2nd year of Uni my confusion and difficulties with my gender identity got more intense. It started to consume me so much that I started failing classes and then didn’t even love cheer anymore. I ended up making the decision to leave uni and begin my transition. When I moved home I went back to my old gymnastics club, changed my name, and started coaching. I was lucky to have a lot of support from my fellow coaches and was fortunate to not have any really negative responses from the kids or their parents. I was really worried considering lots of them knew me from years training there. Also in Cornwall, being trans wasn’t something many people were educated about. I coached for a while but it didn’t work out. I wasn’t confident enough in who I was then, and was too quiet due to not wanting people to hear my feminine voice, obviously being vocal and good communication is key in coaching, so I ended up leaving.

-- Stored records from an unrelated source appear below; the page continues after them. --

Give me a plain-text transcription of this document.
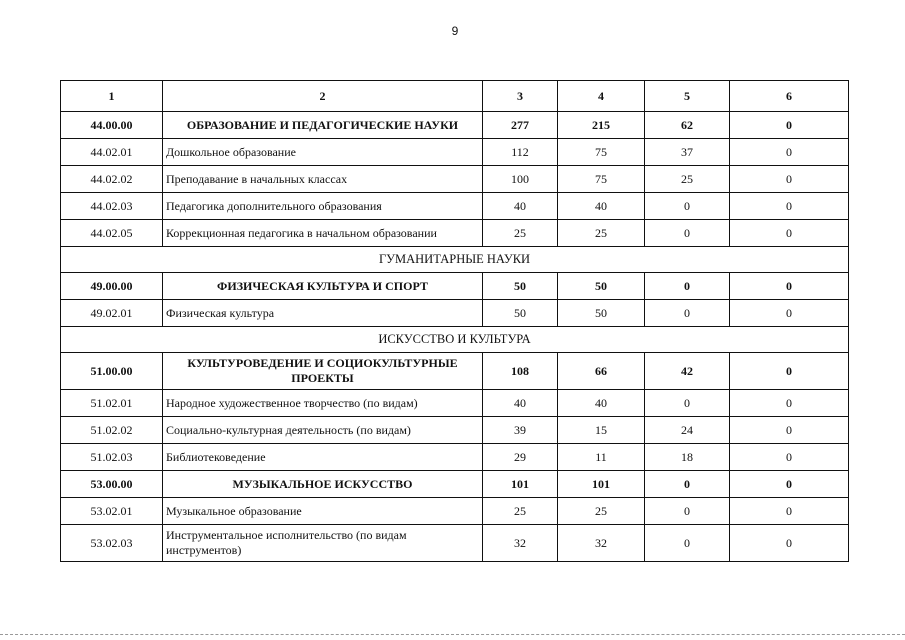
9
1	2	3	4	5	6
44.00.00	ОБРАЗОВАНИЕ И ПЕДАГОГИЧЕСКИЕ НАУКИ	277	215	62	0
44.02.01	Дошкольное образование	112	75	37	0
44.02.02	Преподавание в начальных классах	100	75	25	0
44.02.03	Педагогика дополнительного образования	40	40	0	0
44.02.05	Коррекционная педагогика в начальном образовании	25	25	0	0
ГУМАНИТАРНЫЕ НАУКИ					
49.00.00	ФИЗИЧЕСКАЯ КУЛЬТУРА И СПОРТ	50	50	0	0
49.02.01	Физическая культура	50	50	0	0
ИСКУССТВО И КУЛЬТУРА					
51.00.00	КУЛЬТУРОВЕДЕНИЕ И СОЦИОКУЛЬТУРНЫЕ ПРОЕКТЫ	108	66	42	0
51.02.01	Народное художественное творчество (по видам)	40	40	0	0
51.02.02	Социально-культурная деятельность (по видам)	39	15	24	0
51.02.03	Библиотековедение	29	11	18	0
53.00.00	МУЗЫКАЛЬНОЕ ИСКУССТВО	101	101	0	0
53.02.01	Музыкальное образование	25	25	0	0
53.02.03	Инструментальное исполнительство (по видам инструментов)	32	32	0	0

For a few years through my transition, with multiple surgeries going on I didn’t train much in anything. I tried going to a gym but always felt too self conscious and too scared to use any of the weights with all the huge muscly guys around. Fast forward a few years once I was all healed from surgeries I went back to gymnastics and started yoga. Aged 25 I competed again, this time as a guy, and on all 6 pieces of the men’s apparatus. I actually won, which was incredible. Shortly after that I moved to Brighton. I ended up stumbling across Trans Can Sport through a friend’s Facebook and saw they were going to be doing a Circus skills session including trapeze and aerial silks. I signed up and had a brilliant time. I then found out about all
the other activities they had lined up and ended up participating in Kayaking, Beach Volleyball, Running, Yoga and Boxing sessions.
I was hesitant going to the Boxing as I’d never even put boxing gloves on before. The session was run by Marquita, one of the Trans Can Sport instructors. Pretty much the whole group were complete beginners so I felt better. Marquita eased us in with technique and how to hold the pads properly. Everyone had a brilliant time, learnt a lot and improved our general fitness. I never expected to enjoy it as much as I did, it made me feel more confident in myself, and also as a trans person, feeling like I would be in a better position to defend myself if I were ever attacked was a huge thing for me. I went along to the other 5 sessions and was gutted when it finished. I would never have had the courage to sign up to these kinds of classes but knowing it would be with other trans people and run by either a trans person or educated and supportive ally made it so much less daunting.
Since then I found a place called The Box which specialises in Boxing fitness and Yoga (perfect combo for me!). The trainers are all amazing and I love it there, I am now going to 6 sessions a week and look forward to each one. It’s made me feel so much better about my body and myself seeing and feeling the changes in my fitness and it’s a great escape I can just get immersed in and not think about anything else. Obviously I couldn’t leave the upside down part of my life out, so I’ve now got some hand balance canes I practice different balances on and still spend a lot of time doing handstands. I can’t thank Trans Can Sport enough for getting me back into fitness, we’re super lucky to have them. If you’re thinking of getting involved but are too nervous, trust me, you’ll definitely enjoy it when you get there and there’s so many different activities to choose from!